Bescheinigt der Arbeitgeber dem Arbeitnehmer im Zeugnis unter Verwendung der Zufriedenheitsskala, die ihm übertragenen Aufgaben „zur vollen Zufriedenheit“ erfüllt zu haben, erteilt er in Anlehnung an das Schulnotensystem die Note „befriedigend“. Beansprucht der Arbeitnehmer eine bessere Schlussbeurteilung, muss er im Zeugnisrechtsstreit entsprechende Leistungen vortragen und gegebenenfalls beweisen. Dies gilt grundsätzlich auch dann, wenn in der einschlägigen Branche überwiegend gute („stets zur vollen Zufriedenheit“) oder sehr gute („stets zur vollsten Zufriedenheit“) Endnoten vergeben werden. So lautet wörtlich die Pressemitteilung Nr. 61/14 zum Urteil des BAG vom 18. November 2014 – 9 AZR 584/13 -.
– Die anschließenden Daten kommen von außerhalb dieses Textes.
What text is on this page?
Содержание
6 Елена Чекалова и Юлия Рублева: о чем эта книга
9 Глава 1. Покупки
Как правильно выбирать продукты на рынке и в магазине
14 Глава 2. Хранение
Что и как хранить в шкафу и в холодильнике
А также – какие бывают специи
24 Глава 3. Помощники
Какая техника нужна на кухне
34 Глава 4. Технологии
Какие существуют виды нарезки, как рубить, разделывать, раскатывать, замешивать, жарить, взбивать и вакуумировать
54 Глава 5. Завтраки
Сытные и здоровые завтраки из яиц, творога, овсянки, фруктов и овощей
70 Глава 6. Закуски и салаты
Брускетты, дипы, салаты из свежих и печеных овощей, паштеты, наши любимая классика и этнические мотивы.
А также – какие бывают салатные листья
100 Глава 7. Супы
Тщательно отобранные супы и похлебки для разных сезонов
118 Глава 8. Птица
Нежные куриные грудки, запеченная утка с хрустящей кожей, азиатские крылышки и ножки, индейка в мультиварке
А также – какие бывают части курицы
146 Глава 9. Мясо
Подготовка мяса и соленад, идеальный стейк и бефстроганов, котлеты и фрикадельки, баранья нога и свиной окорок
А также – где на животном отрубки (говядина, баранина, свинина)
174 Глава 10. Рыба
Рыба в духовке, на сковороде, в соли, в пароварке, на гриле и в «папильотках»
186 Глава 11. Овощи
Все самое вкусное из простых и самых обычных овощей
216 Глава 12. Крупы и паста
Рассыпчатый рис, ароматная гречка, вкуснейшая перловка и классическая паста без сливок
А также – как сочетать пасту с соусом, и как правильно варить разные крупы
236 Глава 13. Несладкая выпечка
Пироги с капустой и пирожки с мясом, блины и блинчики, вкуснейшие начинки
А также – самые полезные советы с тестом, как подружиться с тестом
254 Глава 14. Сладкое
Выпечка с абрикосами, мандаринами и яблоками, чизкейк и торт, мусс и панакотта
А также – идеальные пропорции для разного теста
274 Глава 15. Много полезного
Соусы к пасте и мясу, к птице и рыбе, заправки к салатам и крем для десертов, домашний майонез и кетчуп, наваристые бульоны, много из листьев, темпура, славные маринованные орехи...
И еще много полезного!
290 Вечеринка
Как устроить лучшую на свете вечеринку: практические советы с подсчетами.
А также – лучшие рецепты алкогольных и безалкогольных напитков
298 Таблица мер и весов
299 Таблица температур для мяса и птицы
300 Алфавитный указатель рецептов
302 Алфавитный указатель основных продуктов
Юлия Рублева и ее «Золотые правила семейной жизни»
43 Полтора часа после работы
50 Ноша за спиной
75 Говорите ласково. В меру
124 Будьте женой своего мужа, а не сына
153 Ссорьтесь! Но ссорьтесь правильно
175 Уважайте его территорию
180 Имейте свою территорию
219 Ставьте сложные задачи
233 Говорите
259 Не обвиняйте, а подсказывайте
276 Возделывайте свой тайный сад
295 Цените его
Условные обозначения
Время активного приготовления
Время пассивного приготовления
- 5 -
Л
Die Arbeitgeberin hatte in dem vom BAG entschiedenen Fall einer bei ihr beschäftigten Zahnarzthelferin ein Arbeitszeugnis (Schlusszeugnis) erteilt, worin die Leistung der Arbeitnehmerin mit „zur vollen Zufriedenheit“ bewertet war. Die Arbeitnehmerin forderte, diese Beurteilung dahin zu ändern, dass ihre Leistungen „stets zur vollen Zufriedenheit“ erbracht worden seien. In zwei Instanzen war die Klägerin mit dieser Forderung erfolgreich. Die Gerichte stützten ihre Entscheidungen jeweils auf die Feststellung, die beklagte Arbeitgeberin habe nicht dargelegt, dass die geforderte Beurteilung unzutreffend sei. Damit wichen die Instanzgerichte von der grundsätzlichen Regel ab, dass die Darlegungs- und Beweislast für die Erbringung einer besseren als befriedigenden Leistung beim Arbeitnehmer liegt. Zu dieser Änderung der Beweislastverteilung kam das Landesarbeitsgericht auf Grundlage seiner Ermittlung zur durchschnittlichen Leistungsbewertung in Arbeitszeugnissen im Tätigkeitsfeld der klagenden Arbeitnehmerin. Das LAG zog eine Studien heran, nach welcher beinahe 90 % der untersuchten Zeugnisse die Schlussnoten „gut“ oder „sehr gut“ aufgewiesen hätten. Eine solche Änderung der Darlegungs und Beweislast lehnte das BAG heute ab – und zwar auch für den Fall, dass die Ergebnisse der Studie zutreffen sollten. Für die Verteilung der Darlegungs- und Beweislast komme es nicht auf die in der Praxis am häufigsten vergebenen Noten an. Ansatzpunkt sei – so führt die Presemitteilung wörtlich aus – die Note „befriedigend“ als mittlere Note der Zufriedenheitsskala. Begehrt der Arbeitnehmer eine Benotung im oberen Bereich der Skala, muss er darlegen, dass er den Anforderungen gut oder sehr gut gerecht geworden ist. Im Übrigen könne nicht ausgeschlossen werden, dass in die Studie auch Gefälligkeitszeugnisse eingegangen seien. Solche aber gehen teilweise sehr weit über den Zeugnisanspruch nach § 109 Abs. 1 Satz 3 GewO hinaus, welcher sich auf ein inhaltlich „wahres“ Zeugnis richtet.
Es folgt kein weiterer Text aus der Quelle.